Most scanners will display the information collected in a dashboard listing each vulnerability found and it’s severity. In addition to providing the raw scan results, most vulnerability scanning services include an assessment report consisting of a remediation plan to resolve at risk systems.
Vulnerability scans can be performed weekly, monthly, quarterly, or annually depending on the type of data you store as well as compliance factors.
5. Conduct Penetration Testing
Your business can develop the best policies, scan the network every week, and patch systems daily, but you will never be 100% vulnerability free. Unless your system is truly stress tested there’s no way for you to determine if the security measures in place are adequate.
Penetration tests are simulated attacks against a network designed to test an IT security system. These tests are typically conducted by 3rd parties who search for vulnerabilities to exploit and provide recommendations on improving security measures.
Penetration tests are typically performed 1-2 times per year. This is in part due to cost, but also the potential impact to the business due to how intrusive penetration tests can be. However, certain compliance adherence, industries, regulations, and laws clearly define their requirements for penetration testing.
In most cases are penetration test is a step beyond what is expected for small and mid-sized businesses. If the basics above haven’t been covered then your network will be torn to shreds. The end result will be you paying $20,000 for information you already knew.

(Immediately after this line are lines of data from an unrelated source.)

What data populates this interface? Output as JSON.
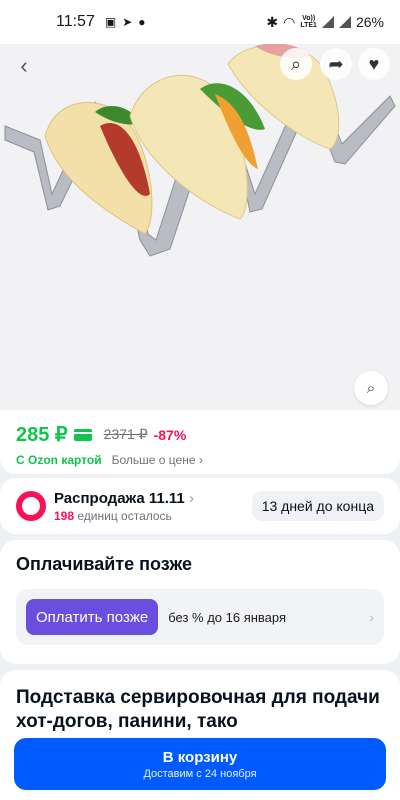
{
  "status_bar": {
    "time": "11:57",
    "notification_icons": [
      "image-icon",
      "telegram-icon",
      "dot-icon"
    ],
    "lte_top": "Vo))",
    "lte_bottom": "LTE1",
    "battery": "26%"
  },
  "product_image": {
    "icons": [
      "back-arrow-icon",
      "search-icon",
      "share-icon",
      "heart-icon",
      "similar-search-icon"
    ]
  },
  "price_block": {
    "price": "285 ₽",
    "old_price": "2371 ₽",
    "discount": "-87%",
    "card_label": "С Ozon картой",
    "more_price": "Больше о цене",
    "colors": {
      "price_green": "#10c44c",
      "discount_pink": "#f91155"
    }
  },
  "sale_block": {
    "title": "Распродажа 11.11",
    "units_count": "198",
    "units_text": "единиц осталось",
    "days_left": "13 дней до конца"
  },
  "pay_later_block": {
    "title": "Оплачивайте позже",
    "button": "Оплатить позже",
    "terms": "без % до 16 января",
    "button_color": "#6a4ee0"
  },
  "product_title": "Подставка сервировочная для подачи хот-догов, панини, тако",
  "cart_button": {
    "label": "В корзину",
    "delivery": "Доставим с 24 ноября",
    "color": "#005bff"
  }
}
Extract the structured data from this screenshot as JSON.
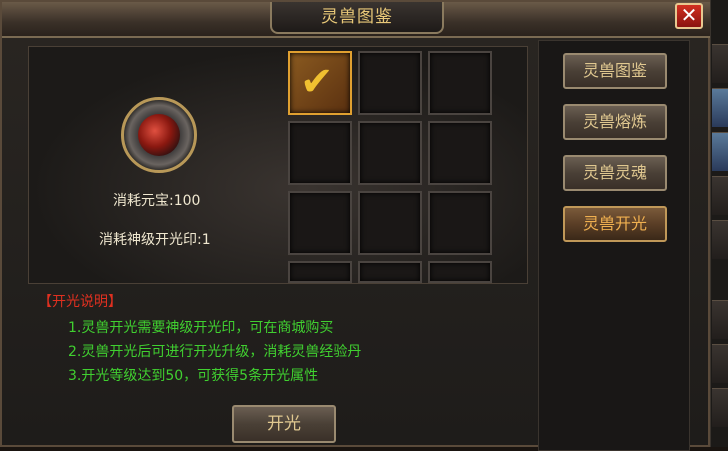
{
  "window": {
    "title": "灵兽图鉴",
    "close_label": "✕"
  },
  "pet": {
    "cost_gold": "消耗元宝:100",
    "cost_seal": "消耗神级开光印:1"
  },
  "grid": {
    "rows": 4,
    "cols": 3,
    "selected_index": 0
  },
  "side_menu": {
    "items": [
      {
        "label": "灵兽图鉴",
        "active": false
      },
      {
        "label": "灵兽熔炼",
        "active": false
      },
      {
        "label": "灵兽灵魂",
        "active": false
      },
      {
        "label": "灵兽开光",
        "active": true
      }
    ]
  },
  "description": {
    "title": "【开光说明】",
    "lines": [
      "1.灵兽开光需要神级开光印，可在商城购买",
      "2.灵兽开光后可进行开光升级，消耗灵兽经验丹",
      "3.开光等级达到50，可获得5条开光属性"
    ]
  },
  "action": {
    "label": "开光"
  },
  "colors": {
    "title_gold": "#e8c878",
    "desc_title_red": "#e03020",
    "desc_green": "#40d030",
    "selected_orange": "#e0a030"
  }
}
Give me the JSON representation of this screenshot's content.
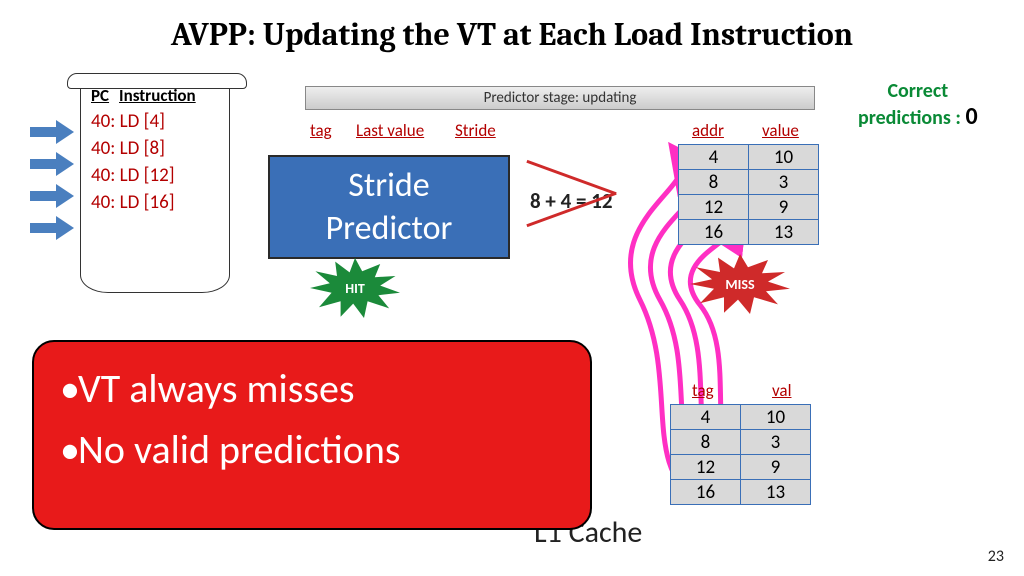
{
  "title": "AVPP: Updating the VT at Each Load Instruction",
  "scroll": {
    "pc_hdr": "PC",
    "instr_hdr": "Instruction",
    "rows": [
      "40: LD [4]",
      "40: LD [8]",
      "40: LD [12]",
      "40: LD [16]"
    ]
  },
  "stage": "Predictor stage: updating",
  "labels": {
    "tag": "tag",
    "last_value": "Last value",
    "stride": "Stride",
    "addr": "addr",
    "value": "value",
    "l1_tag": "tag",
    "l1_val": "val"
  },
  "stride_box": {
    "line1": "Stride",
    "line2": "Predictor"
  },
  "calc": "8 + 4 = 12",
  "vt": [
    {
      "addr": "4",
      "value": "10"
    },
    {
      "addr": "8",
      "value": "3"
    },
    {
      "addr": "12",
      "value": "9"
    },
    {
      "addr": "16",
      "value": "13"
    }
  ],
  "l1": [
    {
      "tag": "4",
      "val": "10"
    },
    {
      "tag": "8",
      "val": "3"
    },
    {
      "tag": "12",
      "val": "9"
    },
    {
      "tag": "16",
      "val": "13"
    }
  ],
  "hit": "HIT",
  "miss": "MISS",
  "correct": {
    "label1": "Correct",
    "label2": "predictions :",
    "n": "0"
  },
  "l1cache": "L1 Cache",
  "callout": {
    "b1": "VT always misses",
    "b2": "No valid predictions"
  },
  "page": "23"
}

Network vulnerabilities are always at threat of being compromised as malicious actors seek to find new ways to exploit and gain access into your business’s system. Fortunately, there are a number of steps you can take to protect your business from a cyber attack including: Developing and enforcing cyber security policies, implementing security awareness training, adding an email spam filter and anti-malware software to your mail server, performing routine vulnerability scans, and conducting penetration tests.